In families of three children, so they say, there is always the odd one out. Here, with the pairing obvious between MacCannell’s ‘brother’ and Showalter’s ‘sister’, there would seem to be little doubt that it must be poor Jane. So where does she fit in? ‘Around 1981’? Not much to write home about there. ‘Academic Feminist Literary Theory’? So this one has grown up, it seems, and left the family for good. In fact, she tells us in no uncertain terms that we should all try to follow suit: ‘lf we are going to understand our relation to the academic institution within which we think and teach and speak, we need to recognize its specific dynamics which are obscured in the recourse to familial metaphor’ (p. 239). The odd one out is always left till last (even though that may also mean she triumphs in the end). So I will defer my reading of Gallop until her siblings have been dealt with.
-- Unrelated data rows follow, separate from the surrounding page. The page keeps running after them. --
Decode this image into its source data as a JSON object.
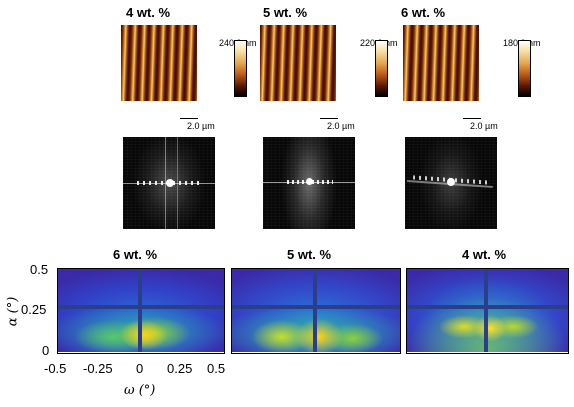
{
  "afm_panels": [
    {
      "title": "4 wt. %",
      "scale": "2.0 µm",
      "colorbar_max": "240.0 nm"
    },
    {
      "title": "5 wt. %",
      "scale": "2.0 µm",
      "colorbar_max": "220.0 nm"
    },
    {
      "title": "6 wt. %",
      "scale": "2.0 µm",
      "colorbar_max": "180.0 nm"
    }
  ],
  "giwaxs_panels": [
    {
      "title": "6 wt. %"
    },
    {
      "title": "5 wt. %"
    },
    {
      "title": "4 wt. %"
    }
  ],
  "axes": {
    "y_label": "α (°)",
    "x_label": "ω (°)",
    "y_ticks": [
      "0.5",
      "0.25",
      "0"
    ],
    "x_ticks": [
      "-0.5",
      "-0.25",
      "0",
      "0.25",
      "0.5"
    ]
  }
}
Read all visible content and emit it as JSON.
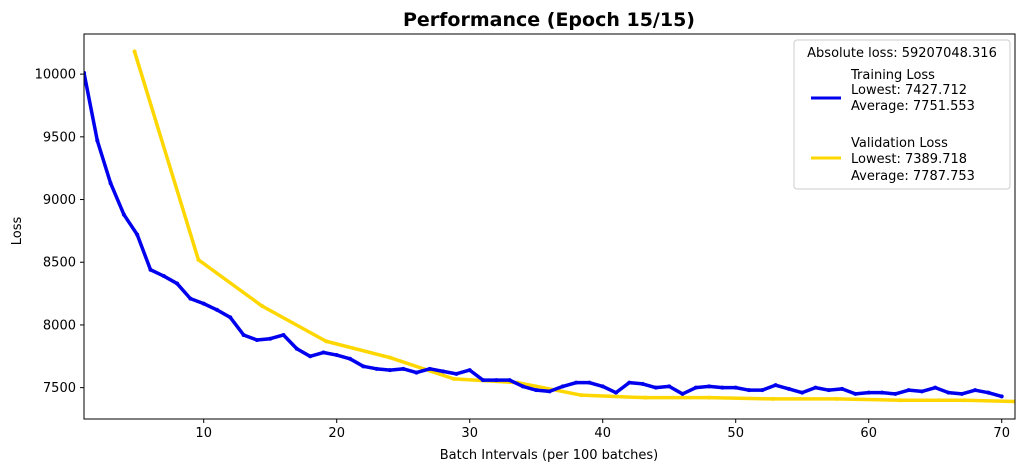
{
  "chart_data": {
    "type": "line",
    "title": "Performance (Epoch 15/15)",
    "xlabel": "Batch Intervals (per 100 batches)",
    "ylabel": "Loss",
    "xlim": [
      1,
      71
    ],
    "ylim": [
      7250,
      10320
    ],
    "xticks": [
      10,
      20,
      30,
      40,
      50,
      60,
      70
    ],
    "yticks": [
      7500,
      8000,
      8500,
      9000,
      9500,
      10000
    ],
    "grid": false,
    "legend": {
      "placement": "top-right",
      "title": "Absolute loss: 59207048.316",
      "entries": [
        {
          "lines": [
            "Training Loss",
            "Lowest: 7427.712",
            "Average: 7751.553"
          ]
        },
        {
          "lines": [
            "Validation Loss",
            "Lowest: 7389.718",
            "Average: 7787.753"
          ]
        }
      ]
    },
    "series": [
      {
        "name": "Training Loss",
        "color": "#0000ee",
        "x": [
          1,
          2,
          3,
          4,
          5,
          6,
          7,
          8,
          9,
          10,
          11,
          12,
          13,
          14,
          15,
          16,
          17,
          18,
          19,
          20,
          21,
          22,
          23,
          24,
          25,
          26,
          27,
          28,
          29,
          30,
          31,
          32,
          33,
          34,
          35,
          36,
          37,
          38,
          39,
          40,
          41,
          42,
          43,
          44,
          45,
          46,
          47,
          48,
          49,
          50,
          51,
          52,
          53,
          54,
          55,
          56,
          57,
          58,
          59,
          60,
          61,
          62,
          63,
          64,
          65,
          66,
          67,
          68,
          69,
          70
        ],
        "values": [
          10010,
          9470,
          9130,
          8880,
          8720,
          8440,
          8390,
          8330,
          8210,
          8170,
          8120,
          8060,
          7920,
          7880,
          7890,
          7920,
          7810,
          7750,
          7780,
          7760,
          7730,
          7670,
          7650,
          7640,
          7650,
          7620,
          7650,
          7630,
          7610,
          7640,
          7560,
          7560,
          7560,
          7510,
          7480,
          7470,
          7510,
          7540,
          7540,
          7510,
          7460,
          7540,
          7530,
          7500,
          7510,
          7450,
          7500,
          7510,
          7500,
          7500,
          7480,
          7480,
          7520,
          7490,
          7460,
          7500,
          7480,
          7490,
          7450,
          7460,
          7460,
          7450,
          7480,
          7470,
          7500,
          7460,
          7450,
          7480,
          7460,
          7430
        ]
      },
      {
        "name": "Validation Loss",
        "color": "#ffd700",
        "x": [
          4.8,
          9.6,
          14.4,
          19.2,
          24,
          28.8,
          33.6,
          38.4,
          43.2,
          48,
          52.8,
          57.6,
          62.4,
          67.2,
          71
        ],
        "values": [
          10180,
          8520,
          8150,
          7870,
          7740,
          7570,
          7540,
          7440,
          7420,
          7420,
          7410,
          7410,
          7400,
          7400,
          7390
        ]
      }
    ]
  }
}
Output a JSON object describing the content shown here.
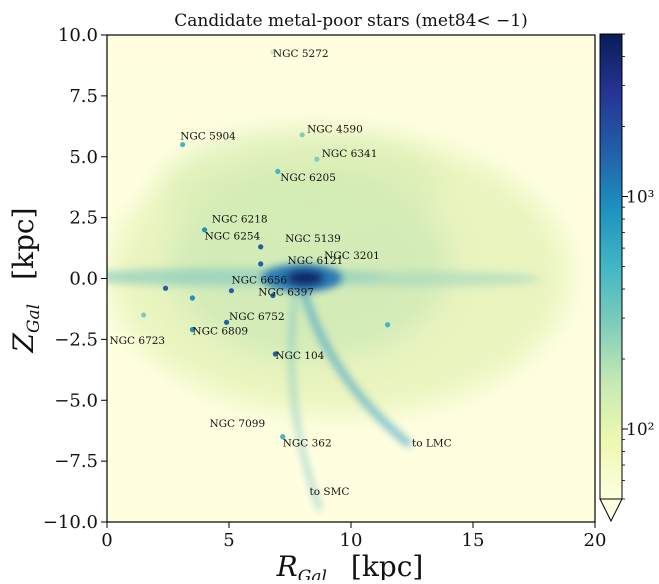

In the meantime, it is the brother, of course, who demands attention first-not just any older brother, in fact, but (to give him his proper name) the Brother. Juliet Flower MacCannell maintains the upper case throughout her discussion of what she calls the Regime of the Brother-a familial, or at least pseudo-familial state, upon which we —western we-have collectively and unknowingly entered since the time of the Enlightenment. Unlike the other two histories in this trio of books, this one involves a very grand narrative, in effect a rewrite of the history of the past two hundred years, with proof furnished by literature (much on Rousseau and Duras, also Stendhal, James, Rhys, Cixous, and even John Galsworthy); a bit of Freud and Lacan; and

the occasional state-of-the-network paragraph to remind us where we worldhistorically are.